All around us right now, we can see how reducing investment and increasing pressures debilitates organisations and whole systems alike. They become increasingly fragmented, inefficient, and vulnerable in the face of crisis as the people left inside them spend more and more of their energy putting out fires and simply trying to hold everything together.

And we’re seeing it now in our sector, because we too have sailed for decades under the banner of austerity, internalised in our thinking of what it means to be a charity. We too entered this escalating series of crises on the back of chronic underinvestment: in our infrastructure, in our people and their development, and in our potential to genuinely innovate and evolve.

Let the public sector be a lesson to us all. Cutting costs cannot solve efficiency problems; it will only compound them.

The government says it has no choice but to go cost-cutting once again, but we don’t have to follow suit, and if we want to see a different outcome, we have no choice but to chart a different course. Austerity cannot be an appropriate response to the situation charities now face.

Many of the people in my community, my clients, friends and colleagues across the sector, are already talking to me about dramatically refocusing their organisations and about fundamentally redesigning their services.

Some, potentially the more farsighted, are rethinking the whole idea of services as they work backwards from the people who will need support, and the outcomes and they believe are required. But all of them are having to think creatively and transformationally, innovatively and collaboratively, about what they will be doing and how they will be doing it in a couple of years from now.

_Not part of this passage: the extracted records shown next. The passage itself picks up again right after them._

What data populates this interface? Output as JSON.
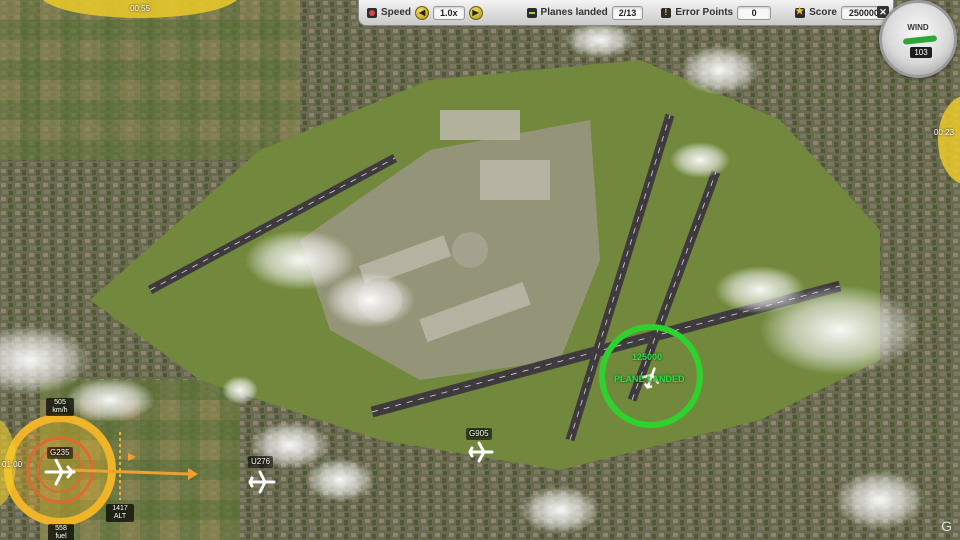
{
  "hud": {
    "speed_label": "Speed",
    "speed_value": "1.0x",
    "speed_down": "◀",
    "speed_up": "▶",
    "planes_label": "Planes landed",
    "planes_value": "2/13",
    "error_label": "Error Points",
    "error_value": "0",
    "score_label": "Score",
    "score_value": "250000",
    "close": "✕"
  },
  "wind": {
    "label": "WIND",
    "value": "103"
  },
  "timers": {
    "top": "00:55",
    "right": "00:23",
    "left": "01:00"
  },
  "planes": {
    "selected": {
      "callsign": "G235",
      "speed": "505",
      "speed_unit": "km/h",
      "altitude": "1417",
      "alt_unit": "ALT",
      "fuel": "558",
      "fuel_unit": "fuel"
    },
    "u276": {
      "callsign": "U276"
    },
    "g905": {
      "callsign": "G905"
    },
    "landed": {
      "points": "125000",
      "message": "PLANE LANDED"
    }
  },
  "watermark": "G",
  "colors": {
    "runway": "#3e3a3e",
    "grass": "#6f8a3a",
    "landed_ring": "#2ed12e",
    "timer": "#f0cd28"
  }
}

All of that requires investment. For some it might be redeploying resources, for others it will mean raising money or tapping reserves. But none of it will succeed if our thinking starts and ends with capping or cutting costs.

The future has never been less certain, but one thing is for sure, anyone who intends to come out the other side of this next recession with a strong, sustainable organisation making genuinely meaningful impact, should be thinking right now about the innovation, people, and infrastructure into which they will be most heavily investing over the next two years.